When the Pendulum Swings

Precious metals expert Michael Ballanger equates the position of the financial markets to that of a protagonist in a classic horror story and reflects on recent moves in the copper market.

One of the greatest pastimes I enjoyed as a youth was reading books, and until adolescence, when I began to focus on history, my favorite reading genre was horror. Mary Shelley’s “Frankenstein,” Bram Stoker’s “Dracula,” and “The Mummy” by Anne Rice were all books that resided in the bookshelf in our family room.

However, the author whose work always entranced me by the second or third chapter was Edgar Allen Poe, whose sense of the macabre was beyond any of the aforementioned authors. Tales and poems such as “The Fall of the House of Usher” and “The Raven” and “The Murders in the Rue Morgue” all went on to become magnificently campy Vincent Price venues, but the one book that used to captivate my morbid sense of obsession was “The Pit and the Pendulum,” with particular fascination with Poe’s description of the slowly descending path of the razor-sharp pendulum as it gradually approaches the captive’s throat.

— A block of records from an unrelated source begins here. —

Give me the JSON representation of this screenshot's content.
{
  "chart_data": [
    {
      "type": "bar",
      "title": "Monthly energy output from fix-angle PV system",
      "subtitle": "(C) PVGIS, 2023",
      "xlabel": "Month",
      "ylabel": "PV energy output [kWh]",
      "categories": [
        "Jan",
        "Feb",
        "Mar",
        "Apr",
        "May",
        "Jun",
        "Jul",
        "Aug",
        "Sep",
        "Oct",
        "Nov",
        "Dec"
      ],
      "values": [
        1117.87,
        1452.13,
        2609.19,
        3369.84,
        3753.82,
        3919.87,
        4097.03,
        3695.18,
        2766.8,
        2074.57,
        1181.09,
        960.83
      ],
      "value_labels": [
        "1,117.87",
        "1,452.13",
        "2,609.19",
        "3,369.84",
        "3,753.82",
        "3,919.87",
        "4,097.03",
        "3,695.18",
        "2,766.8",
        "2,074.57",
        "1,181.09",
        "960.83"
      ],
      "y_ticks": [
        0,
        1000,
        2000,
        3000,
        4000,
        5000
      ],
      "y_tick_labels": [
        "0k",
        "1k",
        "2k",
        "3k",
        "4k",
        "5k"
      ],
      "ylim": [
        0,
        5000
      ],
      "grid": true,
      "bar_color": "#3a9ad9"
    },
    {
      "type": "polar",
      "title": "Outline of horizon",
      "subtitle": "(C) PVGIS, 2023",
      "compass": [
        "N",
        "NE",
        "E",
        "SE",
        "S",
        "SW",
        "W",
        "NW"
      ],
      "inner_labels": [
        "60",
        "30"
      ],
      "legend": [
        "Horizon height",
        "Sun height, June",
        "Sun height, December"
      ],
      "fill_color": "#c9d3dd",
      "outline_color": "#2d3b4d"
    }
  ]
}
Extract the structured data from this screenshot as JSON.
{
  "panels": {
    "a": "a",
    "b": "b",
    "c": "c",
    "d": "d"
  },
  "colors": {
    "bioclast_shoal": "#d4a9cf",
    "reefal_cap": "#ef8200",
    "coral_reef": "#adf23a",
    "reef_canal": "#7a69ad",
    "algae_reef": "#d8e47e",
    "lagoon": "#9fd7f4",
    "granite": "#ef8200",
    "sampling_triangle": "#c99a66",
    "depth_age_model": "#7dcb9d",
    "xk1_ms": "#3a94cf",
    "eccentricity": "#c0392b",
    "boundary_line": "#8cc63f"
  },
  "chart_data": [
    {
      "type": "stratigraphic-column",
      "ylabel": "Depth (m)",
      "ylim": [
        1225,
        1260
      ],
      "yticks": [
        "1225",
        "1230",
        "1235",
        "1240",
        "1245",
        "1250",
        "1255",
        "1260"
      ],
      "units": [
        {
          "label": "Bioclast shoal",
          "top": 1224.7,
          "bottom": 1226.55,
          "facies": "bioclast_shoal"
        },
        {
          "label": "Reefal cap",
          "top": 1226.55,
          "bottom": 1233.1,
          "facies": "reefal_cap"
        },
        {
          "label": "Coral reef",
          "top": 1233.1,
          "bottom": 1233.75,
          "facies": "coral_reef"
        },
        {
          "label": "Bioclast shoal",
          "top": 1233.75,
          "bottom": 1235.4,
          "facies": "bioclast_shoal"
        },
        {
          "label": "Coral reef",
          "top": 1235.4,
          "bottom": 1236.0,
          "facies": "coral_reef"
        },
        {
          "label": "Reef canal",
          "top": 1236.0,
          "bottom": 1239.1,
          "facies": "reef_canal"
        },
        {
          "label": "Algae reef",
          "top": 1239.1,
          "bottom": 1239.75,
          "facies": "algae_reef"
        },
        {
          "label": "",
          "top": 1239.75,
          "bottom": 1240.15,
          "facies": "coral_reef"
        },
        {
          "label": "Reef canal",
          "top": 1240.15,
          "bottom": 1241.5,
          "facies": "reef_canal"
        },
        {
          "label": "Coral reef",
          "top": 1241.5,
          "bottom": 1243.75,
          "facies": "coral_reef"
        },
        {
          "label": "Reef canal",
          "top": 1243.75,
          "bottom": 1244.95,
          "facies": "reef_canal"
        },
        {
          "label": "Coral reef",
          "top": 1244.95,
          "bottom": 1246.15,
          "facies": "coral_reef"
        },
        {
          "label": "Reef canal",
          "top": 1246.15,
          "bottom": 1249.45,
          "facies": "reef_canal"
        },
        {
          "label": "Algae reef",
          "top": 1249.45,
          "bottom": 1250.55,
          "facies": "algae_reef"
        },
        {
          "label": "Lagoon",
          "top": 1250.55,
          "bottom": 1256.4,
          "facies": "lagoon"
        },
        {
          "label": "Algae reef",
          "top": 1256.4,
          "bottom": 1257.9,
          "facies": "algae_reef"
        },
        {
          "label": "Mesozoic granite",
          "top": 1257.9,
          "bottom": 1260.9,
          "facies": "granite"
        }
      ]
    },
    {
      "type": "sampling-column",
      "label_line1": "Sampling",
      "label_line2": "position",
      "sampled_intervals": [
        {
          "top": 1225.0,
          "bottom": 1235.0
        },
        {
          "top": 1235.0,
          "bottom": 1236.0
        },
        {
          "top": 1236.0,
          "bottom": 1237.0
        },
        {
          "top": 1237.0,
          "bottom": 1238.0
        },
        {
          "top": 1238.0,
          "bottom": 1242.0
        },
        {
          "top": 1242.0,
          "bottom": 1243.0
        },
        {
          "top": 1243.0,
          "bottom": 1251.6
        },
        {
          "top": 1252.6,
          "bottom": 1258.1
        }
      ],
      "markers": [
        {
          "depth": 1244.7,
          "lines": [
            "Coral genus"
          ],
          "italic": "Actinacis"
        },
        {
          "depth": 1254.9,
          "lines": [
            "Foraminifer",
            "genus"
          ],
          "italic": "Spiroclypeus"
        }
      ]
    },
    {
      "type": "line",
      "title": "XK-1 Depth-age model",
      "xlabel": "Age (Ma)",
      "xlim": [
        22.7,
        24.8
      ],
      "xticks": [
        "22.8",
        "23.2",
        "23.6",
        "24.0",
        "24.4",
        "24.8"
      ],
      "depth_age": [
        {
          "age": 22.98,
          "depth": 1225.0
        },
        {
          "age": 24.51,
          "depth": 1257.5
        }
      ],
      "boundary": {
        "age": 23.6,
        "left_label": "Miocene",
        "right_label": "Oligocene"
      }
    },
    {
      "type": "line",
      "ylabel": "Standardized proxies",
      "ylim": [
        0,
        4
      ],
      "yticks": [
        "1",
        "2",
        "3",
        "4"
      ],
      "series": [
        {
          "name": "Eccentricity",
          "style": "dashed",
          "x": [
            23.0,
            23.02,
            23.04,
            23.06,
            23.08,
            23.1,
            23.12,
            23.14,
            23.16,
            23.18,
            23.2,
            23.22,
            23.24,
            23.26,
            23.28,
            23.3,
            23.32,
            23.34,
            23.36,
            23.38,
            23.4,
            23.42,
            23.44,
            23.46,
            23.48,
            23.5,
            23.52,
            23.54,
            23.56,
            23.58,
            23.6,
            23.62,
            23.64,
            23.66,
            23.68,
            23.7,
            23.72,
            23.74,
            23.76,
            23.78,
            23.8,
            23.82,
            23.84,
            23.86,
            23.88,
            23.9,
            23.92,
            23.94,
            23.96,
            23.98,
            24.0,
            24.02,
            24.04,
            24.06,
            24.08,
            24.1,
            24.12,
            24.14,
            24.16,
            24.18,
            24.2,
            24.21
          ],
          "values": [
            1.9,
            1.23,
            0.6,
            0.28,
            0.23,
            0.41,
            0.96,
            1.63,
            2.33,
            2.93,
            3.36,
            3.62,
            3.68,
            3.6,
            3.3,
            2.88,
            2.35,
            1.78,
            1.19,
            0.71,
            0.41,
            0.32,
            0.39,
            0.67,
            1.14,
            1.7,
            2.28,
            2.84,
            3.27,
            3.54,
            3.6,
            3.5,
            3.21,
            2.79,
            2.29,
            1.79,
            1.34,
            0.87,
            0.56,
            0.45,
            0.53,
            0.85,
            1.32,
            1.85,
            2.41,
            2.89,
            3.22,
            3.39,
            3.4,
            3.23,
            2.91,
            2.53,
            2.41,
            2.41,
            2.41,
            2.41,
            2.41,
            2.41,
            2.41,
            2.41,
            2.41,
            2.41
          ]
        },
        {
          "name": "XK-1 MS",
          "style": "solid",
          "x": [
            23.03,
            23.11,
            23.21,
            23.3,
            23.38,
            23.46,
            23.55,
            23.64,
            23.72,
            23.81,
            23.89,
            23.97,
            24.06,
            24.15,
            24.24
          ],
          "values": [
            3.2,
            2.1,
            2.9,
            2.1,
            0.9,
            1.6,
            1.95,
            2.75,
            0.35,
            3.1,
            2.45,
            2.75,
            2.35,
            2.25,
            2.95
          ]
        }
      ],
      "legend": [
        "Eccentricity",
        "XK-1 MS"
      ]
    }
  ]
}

In my opinion, the world of global finance is similar in scope, danger and outcome to that of the poor religious dissenter who found himself at the bottom of that convex pit in Poe’s masterpiece. The horrific levels of debt egregiously piled upon itself over and over and over again, whether to bail out the banking systems or to ensure an incumbent’s reelection or to reverse flawed fiscal policies, has the fragility of the world lying prone in the pit with the pendulum of insolvency slowly descending.

The irony is that the eventual meeting of pendulum to throat—aka sovereign insolvency—can only be postponed by hyperinflation, otherwise known as currency debasement. With all of the post-election analysis spinning a “Dow 20,000!” narrative, infrastructure build-out designed to juice the number of jobs and increase the Labor Participation Rate can only be achieved by more credit creation, which is the counterfeiting of the national currency.